His father, Ian MacDougall, 59, said: "Jamie will be missed by many.
"He travelled the world in his short life. It was quite difficult at times, but he just got on with it. He was prepared to take it on and he never complained.
"He was interested in life, generally, and he had a real respect for folk."
Jamie became seriously ill after choking on a piece of fish last Tuesday. It is believed his brain was starved of oxygen and he slipped into a coma. He was placed in intensive care.
His sister Jill, 33, flew home from Australia, where she has worked as a venue manager for the last four years, to be by his side with the rest of his family. He died on Thursday.
Jamie's main passion in life was football. While his mother and sister are diehard Hibs fans, Jamie was a Jambo like his dad.
Mr MacDougall said: "He was a season ticket holder at Hearts. He was also the founding member of the Hearts Disabled Supporters Club and a member of Danderhall Hearts Supporters Club.

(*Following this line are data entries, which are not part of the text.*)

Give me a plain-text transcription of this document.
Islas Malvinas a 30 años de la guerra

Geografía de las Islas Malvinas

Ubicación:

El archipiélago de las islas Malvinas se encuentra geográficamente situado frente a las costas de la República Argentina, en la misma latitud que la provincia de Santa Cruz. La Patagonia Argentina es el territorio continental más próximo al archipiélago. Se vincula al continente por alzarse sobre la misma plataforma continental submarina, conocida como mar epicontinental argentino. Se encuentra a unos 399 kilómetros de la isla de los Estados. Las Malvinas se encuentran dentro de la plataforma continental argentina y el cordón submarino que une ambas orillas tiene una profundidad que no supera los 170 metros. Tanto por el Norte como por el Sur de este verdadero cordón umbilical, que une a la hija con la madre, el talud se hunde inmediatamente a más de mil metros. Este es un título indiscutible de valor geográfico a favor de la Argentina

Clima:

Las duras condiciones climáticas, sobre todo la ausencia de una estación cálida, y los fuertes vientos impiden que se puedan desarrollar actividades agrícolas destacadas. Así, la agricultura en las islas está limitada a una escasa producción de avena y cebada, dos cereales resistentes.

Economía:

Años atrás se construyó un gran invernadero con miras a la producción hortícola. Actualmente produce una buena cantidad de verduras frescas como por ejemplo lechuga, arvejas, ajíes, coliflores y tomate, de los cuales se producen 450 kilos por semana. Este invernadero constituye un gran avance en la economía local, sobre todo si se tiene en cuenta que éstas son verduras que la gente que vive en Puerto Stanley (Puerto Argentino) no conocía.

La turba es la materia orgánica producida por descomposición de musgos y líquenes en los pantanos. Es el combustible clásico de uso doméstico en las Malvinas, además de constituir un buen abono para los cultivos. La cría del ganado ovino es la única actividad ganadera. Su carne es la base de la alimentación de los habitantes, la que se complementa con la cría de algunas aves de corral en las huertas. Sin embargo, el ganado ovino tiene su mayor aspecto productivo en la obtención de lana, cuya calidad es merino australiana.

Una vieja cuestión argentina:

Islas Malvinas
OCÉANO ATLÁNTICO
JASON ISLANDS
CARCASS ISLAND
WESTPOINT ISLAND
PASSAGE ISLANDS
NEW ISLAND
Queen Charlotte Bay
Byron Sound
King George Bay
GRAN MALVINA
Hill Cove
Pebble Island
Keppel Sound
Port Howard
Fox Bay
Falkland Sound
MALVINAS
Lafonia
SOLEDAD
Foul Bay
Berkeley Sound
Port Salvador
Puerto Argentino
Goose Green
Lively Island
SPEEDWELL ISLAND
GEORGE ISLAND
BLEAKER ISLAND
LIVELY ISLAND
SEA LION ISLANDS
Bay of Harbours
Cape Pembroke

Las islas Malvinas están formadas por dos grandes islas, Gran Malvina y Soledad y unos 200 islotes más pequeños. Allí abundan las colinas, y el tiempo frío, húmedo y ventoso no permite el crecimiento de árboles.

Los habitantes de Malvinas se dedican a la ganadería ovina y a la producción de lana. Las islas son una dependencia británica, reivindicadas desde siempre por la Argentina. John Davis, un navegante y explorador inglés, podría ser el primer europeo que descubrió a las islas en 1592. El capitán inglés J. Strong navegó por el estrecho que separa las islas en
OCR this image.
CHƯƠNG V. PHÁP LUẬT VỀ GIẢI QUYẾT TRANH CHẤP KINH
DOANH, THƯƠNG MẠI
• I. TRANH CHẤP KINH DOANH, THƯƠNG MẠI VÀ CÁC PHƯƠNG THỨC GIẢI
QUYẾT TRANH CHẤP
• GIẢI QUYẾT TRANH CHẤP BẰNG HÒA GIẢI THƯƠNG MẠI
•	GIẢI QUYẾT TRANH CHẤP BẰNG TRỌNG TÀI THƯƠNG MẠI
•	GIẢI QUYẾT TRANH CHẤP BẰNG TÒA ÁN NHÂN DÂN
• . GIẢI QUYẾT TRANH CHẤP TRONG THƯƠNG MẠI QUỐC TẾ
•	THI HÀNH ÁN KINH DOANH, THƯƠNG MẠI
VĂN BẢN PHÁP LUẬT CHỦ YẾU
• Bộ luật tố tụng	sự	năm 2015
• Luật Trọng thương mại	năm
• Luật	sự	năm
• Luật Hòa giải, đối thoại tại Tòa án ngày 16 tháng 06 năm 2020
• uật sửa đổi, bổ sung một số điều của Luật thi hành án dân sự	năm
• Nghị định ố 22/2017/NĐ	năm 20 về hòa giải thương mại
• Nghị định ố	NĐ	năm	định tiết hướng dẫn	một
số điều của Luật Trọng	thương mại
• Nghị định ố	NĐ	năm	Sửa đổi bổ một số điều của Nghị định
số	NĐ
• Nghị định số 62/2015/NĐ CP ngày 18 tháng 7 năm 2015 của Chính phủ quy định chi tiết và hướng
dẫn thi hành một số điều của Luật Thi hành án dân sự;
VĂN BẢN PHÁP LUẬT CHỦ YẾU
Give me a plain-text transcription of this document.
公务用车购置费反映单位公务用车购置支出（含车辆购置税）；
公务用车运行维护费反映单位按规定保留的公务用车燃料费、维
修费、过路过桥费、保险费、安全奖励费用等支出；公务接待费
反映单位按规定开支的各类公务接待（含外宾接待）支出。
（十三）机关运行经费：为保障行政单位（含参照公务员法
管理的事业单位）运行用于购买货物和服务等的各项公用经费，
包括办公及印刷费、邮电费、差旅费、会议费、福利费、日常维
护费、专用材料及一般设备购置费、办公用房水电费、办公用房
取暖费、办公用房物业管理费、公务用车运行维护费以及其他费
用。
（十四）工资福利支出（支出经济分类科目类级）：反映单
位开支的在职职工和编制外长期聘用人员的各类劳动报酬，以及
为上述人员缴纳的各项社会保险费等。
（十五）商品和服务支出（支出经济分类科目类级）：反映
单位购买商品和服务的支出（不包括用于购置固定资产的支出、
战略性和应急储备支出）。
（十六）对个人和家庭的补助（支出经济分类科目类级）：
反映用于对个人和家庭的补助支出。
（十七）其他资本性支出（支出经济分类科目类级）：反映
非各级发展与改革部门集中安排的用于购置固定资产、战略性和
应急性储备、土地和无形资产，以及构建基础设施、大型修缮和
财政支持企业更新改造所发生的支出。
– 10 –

"I think he'd been at every Scottish football ground. He loved the social side and the guys would take him on the supporters' bus, then for a few pints before the game."
Jamie followed his beloved Hearts throughout Scotland and travelled around Europe supporting the Scottish national side.
His mother, Joyce MacDougall, 57, said: "He has had a good life; short, but good. He was a very brave, courageous young man."
He had undergone many operations and spent much of his childhood in Edinburgh's Sick Kids hospital.
Paying tribute to her younger brother, Jill said: "He was just Mr Cheery. He lit up a room. He was all about the chat and the banter, and he had a wicked sense of humour."
After leaving Gray's Mill School at the age of 18, Jamie developed an interest in Country and Western music and was a member of Crofters Country Music Club in Loanhead, Texas Rangers in Bilston and Ponderosa in Liberton. He worked on the door, ran raffles and even did a sponsored wheelchair dance to raise funds.
Described by his mother as a "people person", Jamie developed a wide social network through use of his CB radio, speaking to anyone who would listen using the handle "Lonewolf," before moving on to computers and social networking sites where he had almost 300 online contacts.
Jamie also found time to volunteer at the cafe at the Thistle Foundation and with elderly people in Craigmillar, help out with an IT group at Edinburgh University and work one day a week at Ikea.
He was also a member of Loanhead Bowling Club, where fellow members recently raised enough money to buy him a special wheelchair so he could get on to the green next season, and he joined friends at Loanhead Miners Welfare Club every Sunday.